Judge not lest ye be judged
When retired District Court Judge John W. Pope sat down to talk with us recently about his retirement, his health, his alcoholism and his career, he simply wanted to tell his story.
While his career ended somewhat sensationally, having tested positive for alcohol while on probation mandated by the New Mexico Supreme Court, he knew his story had to be told. Not because he wanted to be in the newspaper, but because he knew his friends, his coworkers and his constituents were curious about his well-being.
For nearly 20 years, Pope presided over his courtroom with a determination to make sure everyone got a fair shake. While some may not have agreed with all of his rulings, he made sure that his decisions, his orders and his rulings were what he felt was just.
In our interview with Pope, he admitted he wasn’t ready to retire. He admitted he isn’t perfect, and he admitted that he has a problem with alcohol.
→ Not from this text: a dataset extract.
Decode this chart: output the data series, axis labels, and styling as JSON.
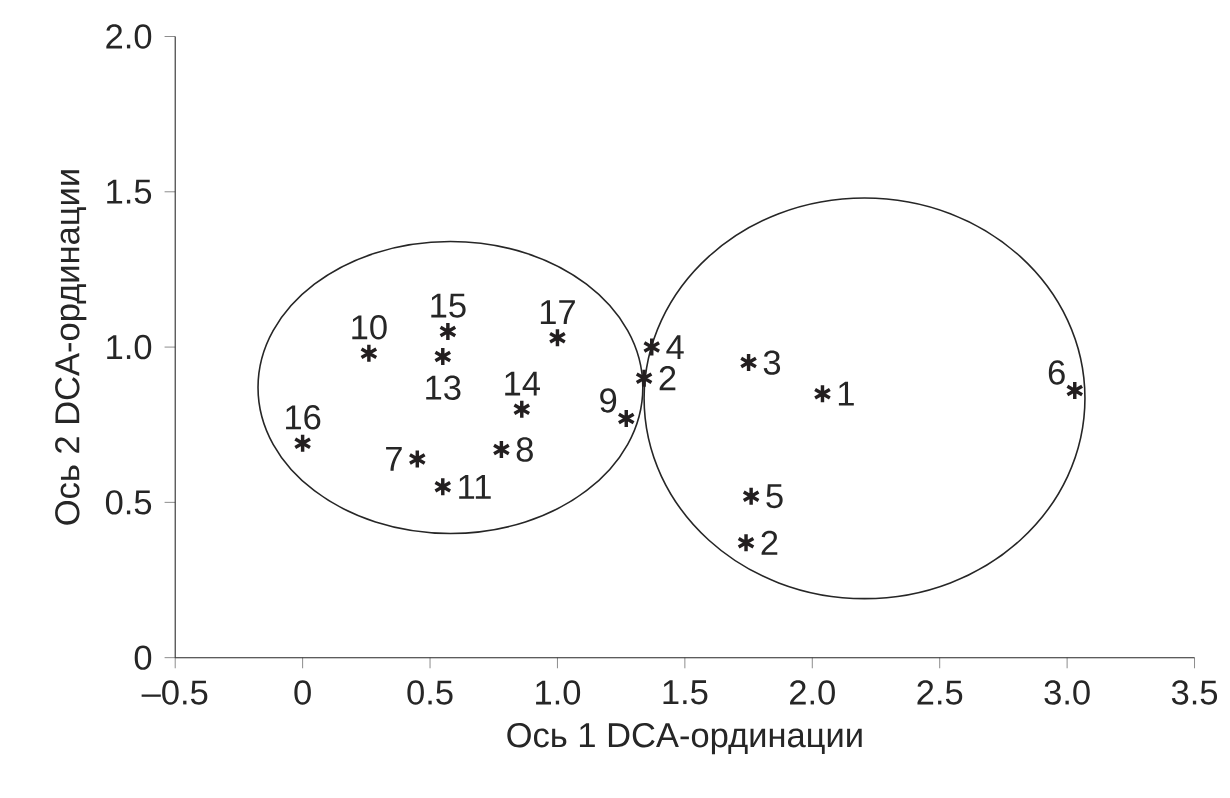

But, at the same time, he is proud of what he’s accomplished on the bench, and he’s proud to call Valencia County his home.
Of all the judges across the state who have been “forced” to retire for one reason or another, Pope is the only one who has publicly admitted what he did was wrong. He has owned up and is taking responsibility for his faults.
Still, today, there are people out there who don’t believe that alcoholism is a disease. There are people who say that you can stop drinking anytime you want.
But, according to the Mayo Clinic, “alcoholism is a chronic disease in which your body becomes dependent on alcohol. When you have alcoholism, you lose control over your drinking. You may not be able to control when you drink, how much you drink, or how long you drink on each occasion. If you have alcoholism, you continue to drink even though you know it’s causing problems with your relationships, health, work or finances.”
For Judge Pope, his disease not only affected his career, but it affected his health as well.
Alcoholism affects millions of people throughout our country. It affects our communities and our families. So before you judge the judge, remember that he is not perfect — no one is.